だから、自分の存在以上に気にしていた三橋と、実際、知り合いだった事実に、驚き、ショックを
受けた。それは、多分、おそらく、独占欲。
 そして、それより強いのは、嫉妬という煩悩。
 聞いたことなかった。知らなかった。浜田が、応援団を作ろうと思ってたなんてこと。
 そして、元後輩の「一緒に野球しよう」には応じなかったくせに、一年か二年付き合った幼なじみ
には、そのヨシミで「応援団を作りたい」とか言うのかよ。
 元後輩に、その『ヨシミ』は発生しないのか。
 その中に、先輩後輩を超えた感情が働いていることを、泉は自分で自覚していた。
 いつからかはわからないけど、結構前からだと思う。はっきりわかったのは中二の時だったし。
 ハマちゃんがスキだという純粋な憧れは、浜田先輩が好きだという恋情に変わっていた。
 だから、それが、働いたゆえの嫉妬でもある。 
 ――ほんっと、みっともねえ。
 そんな事で世界が真っ白になるほどに、自分の中の浜田の存在が大きかったことに泉は初めて
気づいたのだ。
「バカみてェ」
 流れる風に乗せて小さく言ってみる。浜田の背中のギリギリに額を近づけた。その時。
「泉」
 背中が振動した。浜田の声を伝える。
「アホなこと言ってんなって、ムシしてもいーかんな」
「は?」
「オレねぇ、ちょっと嬉しくて、そんでもって、ガッカリした」
「……?」
 先の見えない話になにごとかと丸まっていた背骨を正して浜田を覗き込む。
 すると、浜田はとんでもないことを言い出した。
「ミハシのことでさ、お前、動き止めたじゃん。もしかしてもしかしたらもしかっすかもってちょーっと
期待したんだよ。そのあとも機嫌ワリーし。えーと、その、なんつーか、ヤキモチ、妬いてくれたん
かもなァって」
「は!?」
「や、だからアホだなーって笑ってくれればいんだって」
 そして浜田は軽い調子で「オレ、お前がスキだからさあ」と告げた。
「けど、カンチガイだったみてーで、ガッカリした。やっぱ、そんなに上手く行くワケねーよ。キモチ
だって言ってねんだしさ、って思ったら言いたくなった。とりあえず、聞くだけ聞いといて。オレは、
泉がスキです」
 動きどころか、呼吸も心臓も、停止したような気になった。あまりに突飛すぎてついていけない。
なんだよ。なにがどうしてそーなるわけ?
 だけどパニックを起こす一方で、浜田の言葉が脳内を巡る。スキだから、スキです、泉がスキです。
「到着ー」
「ぶっ」
 いきなりブレーキを掛けられて、泉は浜田の背中に鼻をぶつけた。
「いってェよ!」
「だって泉ん家……」
 着いたじゃん、とブレーキの意味を伝えようとした浜田は、振り返って、そして硬直した。

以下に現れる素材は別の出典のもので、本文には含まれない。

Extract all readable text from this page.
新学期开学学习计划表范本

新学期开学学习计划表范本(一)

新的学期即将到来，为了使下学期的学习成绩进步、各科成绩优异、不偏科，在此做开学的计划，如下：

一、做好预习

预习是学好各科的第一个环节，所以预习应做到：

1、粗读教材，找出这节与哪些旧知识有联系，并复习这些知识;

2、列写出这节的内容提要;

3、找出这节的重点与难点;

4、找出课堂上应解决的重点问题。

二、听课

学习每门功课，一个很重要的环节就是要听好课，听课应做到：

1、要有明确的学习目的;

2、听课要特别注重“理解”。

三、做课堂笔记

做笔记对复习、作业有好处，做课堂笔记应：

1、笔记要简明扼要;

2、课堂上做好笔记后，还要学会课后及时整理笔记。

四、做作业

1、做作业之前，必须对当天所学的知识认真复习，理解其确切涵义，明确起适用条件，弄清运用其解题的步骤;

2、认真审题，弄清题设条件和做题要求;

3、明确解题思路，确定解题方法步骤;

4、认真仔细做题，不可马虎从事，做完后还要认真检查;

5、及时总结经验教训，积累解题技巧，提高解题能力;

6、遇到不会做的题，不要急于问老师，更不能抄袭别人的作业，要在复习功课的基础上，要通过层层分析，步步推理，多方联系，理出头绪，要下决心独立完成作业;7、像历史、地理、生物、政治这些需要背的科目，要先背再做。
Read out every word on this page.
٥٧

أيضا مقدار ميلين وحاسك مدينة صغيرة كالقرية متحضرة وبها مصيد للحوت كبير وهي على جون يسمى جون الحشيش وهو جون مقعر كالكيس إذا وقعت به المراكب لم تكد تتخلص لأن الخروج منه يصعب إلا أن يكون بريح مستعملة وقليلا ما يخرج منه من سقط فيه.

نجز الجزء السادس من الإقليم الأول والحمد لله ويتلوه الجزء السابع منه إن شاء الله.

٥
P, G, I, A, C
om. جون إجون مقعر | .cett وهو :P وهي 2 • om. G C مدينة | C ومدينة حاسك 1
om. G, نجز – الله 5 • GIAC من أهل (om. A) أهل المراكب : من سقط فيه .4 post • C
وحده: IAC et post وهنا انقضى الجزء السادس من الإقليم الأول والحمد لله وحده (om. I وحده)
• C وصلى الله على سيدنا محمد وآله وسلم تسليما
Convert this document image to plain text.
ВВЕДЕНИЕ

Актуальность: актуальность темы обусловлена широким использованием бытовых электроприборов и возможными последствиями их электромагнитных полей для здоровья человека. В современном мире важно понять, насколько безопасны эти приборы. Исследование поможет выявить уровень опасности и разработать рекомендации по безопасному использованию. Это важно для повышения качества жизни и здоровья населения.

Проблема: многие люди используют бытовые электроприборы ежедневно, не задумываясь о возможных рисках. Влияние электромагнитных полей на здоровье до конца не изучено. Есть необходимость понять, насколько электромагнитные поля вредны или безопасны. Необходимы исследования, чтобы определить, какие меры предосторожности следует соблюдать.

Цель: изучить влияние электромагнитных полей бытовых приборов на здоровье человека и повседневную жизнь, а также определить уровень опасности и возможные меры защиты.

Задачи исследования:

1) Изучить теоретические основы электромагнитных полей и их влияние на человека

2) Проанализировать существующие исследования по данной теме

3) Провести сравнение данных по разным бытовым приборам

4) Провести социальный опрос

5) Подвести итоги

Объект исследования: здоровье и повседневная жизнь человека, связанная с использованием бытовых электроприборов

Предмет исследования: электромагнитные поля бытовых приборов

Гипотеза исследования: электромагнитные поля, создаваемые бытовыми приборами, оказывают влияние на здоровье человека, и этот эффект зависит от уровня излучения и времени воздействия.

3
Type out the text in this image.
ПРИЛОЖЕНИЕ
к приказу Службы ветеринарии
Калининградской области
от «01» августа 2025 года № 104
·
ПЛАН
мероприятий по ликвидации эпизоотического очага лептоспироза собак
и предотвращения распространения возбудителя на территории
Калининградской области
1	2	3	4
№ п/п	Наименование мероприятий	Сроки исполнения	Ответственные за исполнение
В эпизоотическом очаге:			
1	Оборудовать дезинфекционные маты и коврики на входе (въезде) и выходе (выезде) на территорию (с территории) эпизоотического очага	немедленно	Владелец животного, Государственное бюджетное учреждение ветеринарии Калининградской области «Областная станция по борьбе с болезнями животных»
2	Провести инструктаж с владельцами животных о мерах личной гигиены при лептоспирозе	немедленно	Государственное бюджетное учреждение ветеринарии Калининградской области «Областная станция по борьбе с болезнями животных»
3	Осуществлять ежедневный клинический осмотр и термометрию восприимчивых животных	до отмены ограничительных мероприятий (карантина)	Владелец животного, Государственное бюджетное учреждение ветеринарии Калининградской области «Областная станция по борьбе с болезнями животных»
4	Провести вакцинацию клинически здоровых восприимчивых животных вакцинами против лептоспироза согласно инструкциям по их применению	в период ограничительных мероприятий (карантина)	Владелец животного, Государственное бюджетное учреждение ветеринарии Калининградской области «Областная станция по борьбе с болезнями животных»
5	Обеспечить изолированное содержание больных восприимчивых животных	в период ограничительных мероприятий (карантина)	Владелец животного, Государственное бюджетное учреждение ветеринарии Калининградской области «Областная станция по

 そこには、顔どころか、耳も首も指すらも真っ赤に染めた泉がいて、その動揺しまくった顔からは、
自分を否定する感情はまったく見えなかったのである。
「フ、フフフフ、フヘ」
「変な笑い方すんな!」
「いやだって」
「だってじゃねえ!」
 いたたまれなくて地面をみつめた泉は、浜田のベルトについたチェーンを掴んだ。
 そしてひとこと。
「ハナシ、終わってねーじゃん。寄ってけよ」



 寄った泉の家の泉の部屋でハナシどころか次まで進んでしまったのだが、それはだって、若いし、
仕方がないことで。
 浜田は泉を抱きしめながら、その耳元で囁く。
「頑張ってるお前ら見たら、オレもなんかやりたいなって気になった」
「へー」
「だから応援したい」
「……へェ」
「応援、させて?」
「……カッコわるく、ねーならな」
 真っ直ぐじゃない言葉を作るのは泉の得意技で、それは重々承知なので、いくらキツクたって
気にならない。
 あの頃、ミハシは球拾いも、覚えたての野球を反映するのもすごく早くて、ゲームがもっと面白い
ものになったけど、今こうしていられるのもミハシ効果だよなァと、久し振りに会って、本人だと
確認できた幼なじみに、浜田は感謝する。
 ミハシがいたから、感情を丸出しにした泉に会えたのだ。
 帰り間際に、泉が玄関で言った。
「明日、来るんだろ? 遅れんなよ」
「がんばるけど、メールくれっと嬉しいなあ」
「甘ったれんな、バーカ」



 甘ったれはしたものの、自分でやると決めたこと。もちろん、目覚まし三個セットできっちり起きた
けど、直後に届いた「起きろ」メールに嬉しくなる。
 浜田は牛乳をガブ飲みしてパンを口に咥え、眠い足取りながらも、学校に向かうために、家を出た。